纹理化是一种将标识(即水印消息)嵌入数字图像中的重要技术,以维护数据 integrity 和 security。在面部识别系统中,纹理化在确保数据 integrity 和 security 方面发挥着关键作用。然而,一个攻击者可能会干扰纹理化过程,显著地破坏识别性能。我们研究了纹理化与面部识别模型上的对抗攻击之间的相互作用。我们的研究结果表明,虽然纹理化或输入级扰动可能对识别准确性产生微不足道的影響,但纹理化与扰动的联合效果可能会导致对抗纹理化攻击,显著降低识别性能。具体来说,我们引入了一种新的威胁模型,即对抗纹理化攻击,该攻击在无需纹理化的情况下仍然保持隐身,允许图像首先正确识别。然而,一旦纹理化应用,攻击就会被激活,导致识别失败。我们的研究揭示了一个之前未被认识到的漏洞:对抗扰动可以利用水印消息规避面部识别系统。在 CASIA-WebFace 数据集上进行评估,我们提出的对抗纹理化攻击通过 ${2}/{255} 的欧氏距离测量扰动强度减少了面部匹配准确性 67.2%,以及通过 ${4}/{255} 的强度减少了 95.9% 的面部匹配准确性。
https://arxiv.org/abs/2409.16056
Many important decisions in our everyday lives, such as authentication via biometric models, are made by Artificial Intelligence (AI) systems. These can be in poor alignment with human expectations, and testing them on clear-cut existing data may not be enough to uncover those cases. We propose a method to find samples in the latent space of a generative model, designed to be challenging for a decision-making model with regard to matching human expectations. By presenting those samples to both the decision-making model and human raters, we can identify areas where its decisions align with human intuition and where they contradict it. We apply this method to a face recognition model and collect a dataset of 11,200 human ratings from 100 participants. We discuss findings from our dataset and how our approach can be used to explore the performance of AI models in different contexts and for different user groups.
许多我们日常生活中重要的决策,如通过生物识别模型进行身份验证,是由人工智能(AI)系统做出的。这些决策可能与人类的期望不符,而且仅在明确存在的数据上对其进行测试可能不足以发现这些情况。我们提出了一个方法来查找具有生成模型潜在空间中的样本,该模型在匹配人类期望方面具有挑战性。通过将这些样本展示给决策模型和人类评估者,我们可以确定其决策与人类直觉相符还是相矛盾。我们将这个方法应用于一个面部识别模型,并从100名参与者那里收集了11,200个人类评分。我们讨论了我们的数据集中的发现以及我们的方法如何用于研究不同场景和不同用户组中AI模型的性能。

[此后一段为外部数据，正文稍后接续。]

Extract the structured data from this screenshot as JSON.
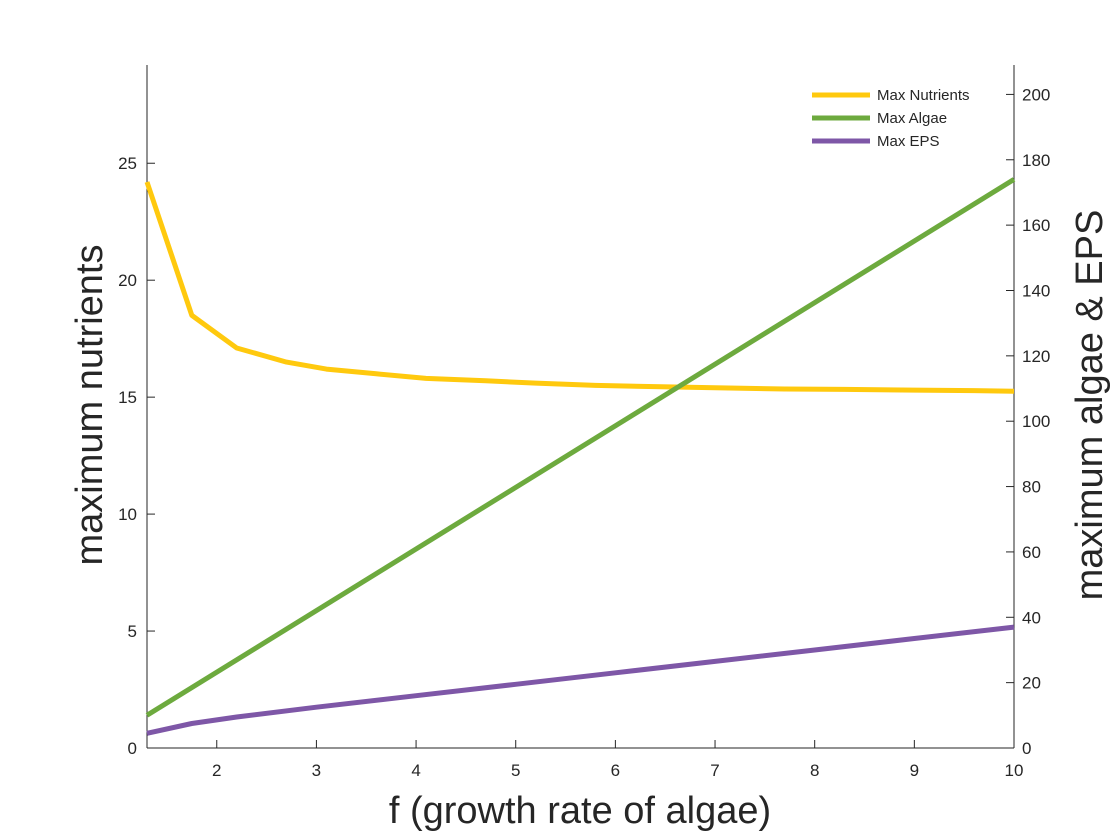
{
  "chart_data": {
    "type": "line",
    "xlabel": "f (growth rate of algae)",
    "ylabel_left": "maximum nutrients",
    "ylabel_right": "maximum algae & EPS",
    "xlim": [
      1.3,
      10
    ],
    "ylim_left": [
      0,
      29.2
    ],
    "ylim_right": [
      0,
      209
    ],
    "x_ticks": [
      2,
      3,
      4,
      5,
      6,
      7,
      8,
      9,
      10
    ],
    "y_ticks_left": [
      0,
      5,
      10,
      15,
      20,
      25
    ],
    "y_ticks_right": [
      0,
      20,
      40,
      60,
      80,
      100,
      120,
      140,
      160,
      180,
      200
    ],
    "legend_position": "top-right",
    "grid": false,
    "series": [
      {
        "name": "Max Nutrients",
        "axis": "left",
        "color": "#FFC90E",
        "x": [
          1.3,
          1.75,
          2.2,
          2.7,
          3.1,
          3.6,
          4.1,
          4.7,
          5.2,
          5.8,
          6.4,
          7.0,
          7.7,
          8.3,
          9.0,
          9.6,
          10.0
        ],
        "y": [
          24.2,
          18.5,
          17.1,
          16.5,
          16.2,
          16.0,
          15.8,
          15.7,
          15.6,
          15.5,
          15.45,
          15.4,
          15.35,
          15.33,
          15.3,
          15.28,
          15.25
        ]
      },
      {
        "name": "Max Algae",
        "axis": "right",
        "color": "#6DAA3E",
        "x": [
          1.3,
          10.0
        ],
        "y": [
          10,
          174
        ]
      },
      {
        "name": "Max EPS",
        "axis": "right",
        "color": "#7E57A7",
        "x": [
          1.3,
          1.75,
          2.2,
          3,
          4,
          5,
          6,
          7,
          8,
          9,
          10
        ],
        "y": [
          4.5,
          7.5,
          9.5,
          12.5,
          16,
          19.5,
          23,
          26.5,
          30,
          33.5,
          37
        ]
      }
    ]
  }
}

https://arxiv.org/abs/2409.12801
Many real-world applications today like video surveillance and urban governance need to address the recognition of masked faces, where content replacement by diverse masks often brings in incomplete appearance and ambiguous representation, leading to a sharp drop in accuracy. Inspired by recent progress on amodal perception, we propose to migrate the mechanism of amodal completion for the task of masked face recognition with an end-to-end de-occlusion distillation framework, which consists of two modules. The \textit{de-occlusion} module applies a generative adversarial network to perform face completion, which recovers the content under the mask and eliminates appearance ambiguity. The \textit{distillation} module takes a pre-trained general face recognition model as the teacher and transfers its knowledge to train a student for completed faces using massive online synthesized face pairs. Especially, the teacher knowledge is represented with structural relations among instances in multiple orders, which serves as a posterior regularization to enable the adaptation. In this way, the knowledge can be fully distilled and transferred to identify masked faces. Experiments on synthetic and realistic datasets show the efficacy of the proposed approach.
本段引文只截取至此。